Statement of adjusted net equity*

(€'000) 30-09-24 31-12-23 30-09-23
IFRS net equity per consolidated statement of
financial position 2,008,869 2,007,180 2,088,749
Net derivative financial instruments 3,926 (10,715) (50,347)
Net deferred tax 131,393 116,852 123,455
Net derivative financial instruments and net deferred
tax joint ventures and non-controlling interest (2,426) (6,211) (10,812)
Adjusted net equity 2,141,762 2,107,106 2,151,045
Number of shares in issue after deduction
of shares bought back 53,431,039 53,274,767 53,274,767
Net asset value - € per share (IFRS) 37.60 37.68 39.21
Adjusted net asset value - € per share 40.08 39.55 40.38
Stock market prices - € per share 24.90 22.20 21.02

* These statements contain additional information which is not part of the IFRS financial statements.

** The comparative figures for the first nine months of 2023 have been adjusted for comparison purposes as a result of the reclassification of parts of 'Other income' into 'Service charge income' and 'Interest income'.

*** The comparative figures for the first nine months of 2023 have been adjusted for comparison purposes as a result of the reclassification of parts of the IT costs previously reported in 'Company expenses' to 'Property expenses'.

**** The comparative figures for the first nine months of 2023 have been adjusted for comparison purposes as a result of the reclassification of parts of property tax previously reported in 'Property expenses' to 'Service charge expenses'.

  • ***** The interest expenses and investment expenses in the previous reporting period differ slightly from the amounts in the Consolidated statemen of profit or loss account due to a different accounting policy for pension costs.
  • ****** The difference between the interest expenses and the gain (derivative) financial instruments in this statement and the consolidated profit or loss account is related to a different accounting policy for the interest on the put option non-controlling interest.

In addition to the Consolidated statement of profit or loss, the Company presents its direct and indirect investment results, enabling a better understanding of its performance. The direct investment result consists of net property income, net interest expenses, company expenses, other income and current tax. The indirect investment result consists of revaluation property investments, disposal of investment properties, fair value movement of derivative financial instruments, investment expenses and deferred tax.

The figures in this press release have not been audited by an external auditor.
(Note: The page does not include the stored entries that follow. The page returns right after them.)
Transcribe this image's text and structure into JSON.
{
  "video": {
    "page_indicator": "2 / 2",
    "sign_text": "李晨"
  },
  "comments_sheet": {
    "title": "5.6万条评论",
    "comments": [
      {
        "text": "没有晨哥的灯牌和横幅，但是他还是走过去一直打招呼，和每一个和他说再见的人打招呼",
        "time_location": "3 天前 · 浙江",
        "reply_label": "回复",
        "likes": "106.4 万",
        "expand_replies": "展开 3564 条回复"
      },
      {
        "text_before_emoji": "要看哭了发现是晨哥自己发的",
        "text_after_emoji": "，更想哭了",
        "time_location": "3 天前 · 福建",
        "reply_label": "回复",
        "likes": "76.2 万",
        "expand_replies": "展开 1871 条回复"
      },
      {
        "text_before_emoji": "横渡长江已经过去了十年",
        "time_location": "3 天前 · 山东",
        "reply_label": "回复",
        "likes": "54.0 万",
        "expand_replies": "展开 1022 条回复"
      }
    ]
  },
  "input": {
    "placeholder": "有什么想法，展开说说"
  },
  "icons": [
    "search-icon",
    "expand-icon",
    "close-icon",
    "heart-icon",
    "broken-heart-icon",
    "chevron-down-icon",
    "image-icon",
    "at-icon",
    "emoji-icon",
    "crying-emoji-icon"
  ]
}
******** Current tax differs slightly from the amount reported in the Consolidated Statement of Profit or Loss due to the classification of current tax derived from derivative financial instruments, which is included under 'Deferred Tax' in the Indirect Investment Result section.

********* The Company's shares are listed on Euronext Amsterdam, Brussels and Milan. The calculation of the direct and indirect investment results per share is based on the average shares on issue over the period. The average number of shares on issue after deduction of the shares bought back during the nine-month period was 53,551,475 (30 September 2023: 52,987,999).